Religiosity among nursing students in Finland

This paper aims to describe the religiosity of the nursing students (n=91) in five polytechnics in Finland. A cross-sectional electronic survey, including the Centrality of Religiosity Scale (CRS), was conducted in May 2014. Most of the participants were female (91%). Their ages varied from 19 to 54 years, mean age was 31 years. Only 9% of the participants were highly religious and 39 % of them were non-religious. The means of different categories varied from 2.06 to 2.94 where ideology was the strongest and experience the weakest category. Adherence to a religion was a significant factor in all other categories, except intellect. The age of the participant was significant in category private. Non-religious nursing students confront the spiritual needs of religious patients, which may lead to dissatisfaction on both sides. More information is needed about the religiosity of nursing students in order to improve the quality and ethics of care.

Göran Ståhle

Self-help culture and holistic beliefs in relation to Ayurveda in Sweden

This is as study of persons using Ayurveda as self-help in relation to holistic health practices in Sweden.
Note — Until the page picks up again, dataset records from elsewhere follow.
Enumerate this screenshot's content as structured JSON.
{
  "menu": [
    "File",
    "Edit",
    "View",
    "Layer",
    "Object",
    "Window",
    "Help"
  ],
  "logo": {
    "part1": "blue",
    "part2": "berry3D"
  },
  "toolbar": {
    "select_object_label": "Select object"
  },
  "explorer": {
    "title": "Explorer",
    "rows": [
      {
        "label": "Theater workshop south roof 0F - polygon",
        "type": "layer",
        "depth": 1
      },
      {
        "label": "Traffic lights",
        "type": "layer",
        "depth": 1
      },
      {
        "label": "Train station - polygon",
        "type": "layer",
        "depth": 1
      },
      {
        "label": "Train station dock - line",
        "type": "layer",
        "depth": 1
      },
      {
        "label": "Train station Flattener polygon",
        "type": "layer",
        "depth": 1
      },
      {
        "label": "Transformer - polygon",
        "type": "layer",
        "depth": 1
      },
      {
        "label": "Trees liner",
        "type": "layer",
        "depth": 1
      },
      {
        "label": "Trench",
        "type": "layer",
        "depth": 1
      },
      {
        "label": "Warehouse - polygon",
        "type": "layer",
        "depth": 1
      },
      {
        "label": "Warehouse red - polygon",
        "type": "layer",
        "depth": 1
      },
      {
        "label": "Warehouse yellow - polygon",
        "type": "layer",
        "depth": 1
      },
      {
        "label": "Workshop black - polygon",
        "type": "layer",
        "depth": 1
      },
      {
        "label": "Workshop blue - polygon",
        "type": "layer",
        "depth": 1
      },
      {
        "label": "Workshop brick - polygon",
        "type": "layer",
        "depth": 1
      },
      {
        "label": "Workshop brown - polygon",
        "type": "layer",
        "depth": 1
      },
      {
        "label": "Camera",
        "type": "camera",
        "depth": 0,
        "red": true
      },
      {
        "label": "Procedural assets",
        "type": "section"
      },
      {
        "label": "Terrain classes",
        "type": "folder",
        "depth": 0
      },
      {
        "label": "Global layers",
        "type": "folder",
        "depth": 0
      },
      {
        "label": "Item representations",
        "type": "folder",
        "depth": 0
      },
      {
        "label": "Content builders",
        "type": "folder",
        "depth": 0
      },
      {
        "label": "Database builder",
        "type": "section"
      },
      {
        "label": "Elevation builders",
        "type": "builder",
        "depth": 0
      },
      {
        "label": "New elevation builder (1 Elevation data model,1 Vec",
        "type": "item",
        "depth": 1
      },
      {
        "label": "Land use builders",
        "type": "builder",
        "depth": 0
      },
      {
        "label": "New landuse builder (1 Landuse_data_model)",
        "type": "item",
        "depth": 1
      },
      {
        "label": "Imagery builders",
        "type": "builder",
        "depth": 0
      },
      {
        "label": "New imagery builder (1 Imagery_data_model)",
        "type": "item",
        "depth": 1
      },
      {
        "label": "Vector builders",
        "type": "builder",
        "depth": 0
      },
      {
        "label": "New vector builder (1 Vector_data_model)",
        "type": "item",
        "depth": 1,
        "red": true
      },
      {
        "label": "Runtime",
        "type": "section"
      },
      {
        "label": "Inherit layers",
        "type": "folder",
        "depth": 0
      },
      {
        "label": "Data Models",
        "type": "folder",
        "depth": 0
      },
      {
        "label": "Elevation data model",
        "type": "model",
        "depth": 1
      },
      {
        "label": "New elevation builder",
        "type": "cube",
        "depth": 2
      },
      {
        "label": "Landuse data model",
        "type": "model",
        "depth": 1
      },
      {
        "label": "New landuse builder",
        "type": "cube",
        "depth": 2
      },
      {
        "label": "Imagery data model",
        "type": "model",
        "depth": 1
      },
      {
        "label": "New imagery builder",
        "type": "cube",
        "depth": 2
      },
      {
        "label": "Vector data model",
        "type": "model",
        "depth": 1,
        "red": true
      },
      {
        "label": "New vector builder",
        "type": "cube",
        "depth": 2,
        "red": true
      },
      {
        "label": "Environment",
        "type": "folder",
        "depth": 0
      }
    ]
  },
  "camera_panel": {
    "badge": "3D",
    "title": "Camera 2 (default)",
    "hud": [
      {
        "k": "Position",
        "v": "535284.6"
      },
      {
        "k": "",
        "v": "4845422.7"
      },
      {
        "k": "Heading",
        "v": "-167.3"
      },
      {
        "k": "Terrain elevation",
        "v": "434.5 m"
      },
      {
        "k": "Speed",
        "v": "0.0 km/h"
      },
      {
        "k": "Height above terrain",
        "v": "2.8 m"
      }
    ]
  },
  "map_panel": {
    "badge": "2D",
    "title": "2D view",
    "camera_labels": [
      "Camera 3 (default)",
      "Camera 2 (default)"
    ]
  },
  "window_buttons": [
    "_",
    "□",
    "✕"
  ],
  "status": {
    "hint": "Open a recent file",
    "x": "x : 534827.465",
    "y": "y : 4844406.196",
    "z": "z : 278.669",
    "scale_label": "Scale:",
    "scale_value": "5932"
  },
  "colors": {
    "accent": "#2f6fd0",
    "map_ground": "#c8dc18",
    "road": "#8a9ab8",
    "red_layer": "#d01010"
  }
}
A survey was given to all persons attending a centre for Ayurveda in Stockholm, Sweden during 2014. A selection of 20 persons where done for in-depth interviews. The participants display dissatisfaction with biomedicine. A belief that a state of perfect health is reachable by holistic medicine is held, but practical reasons are cited as explanations for not being able to live according to the guidelines given. The participants also emphasize how holistic medicine is making them able to be active agents in relation to their health issues. This pertains even to their use of Ayurveda where they display a critical and pragmatical attitude. The persons pick and chose the parts that they perceive as working for themselves and relate them to other holistic health methods.

Klaran Visscher

Jozef Rulof and the revelations of the Age of Christ. Modern religiosity in the Netherlands

My PhD project addresses the case of Jozef Rulof (1898-1952), a marginal but constant figure within modern Dutch religious history. As a self-proclaimed prophet and medium in the service of ‘The Other Side’, Rulof operated as a painter, trance lecturer and writer of many books that remained, albeit within very small circles, relevant as spiritual guidelines for daily life, to the present day. Over twenty years of writing and lecturing Rulof developed a complex system of rules and principles that address more or less everything in life, space and time, combining elements from his Christian background, which at the same time he fiercely opposes, with specific notions from Theosophy, which he also rejects. His aim was to prepare humanity for the coming of a new era, the Age of Christ, which his nowadays followers believe to really have been starting around 1945, finding proof in Rulof’s writings and post-war societal and historical events.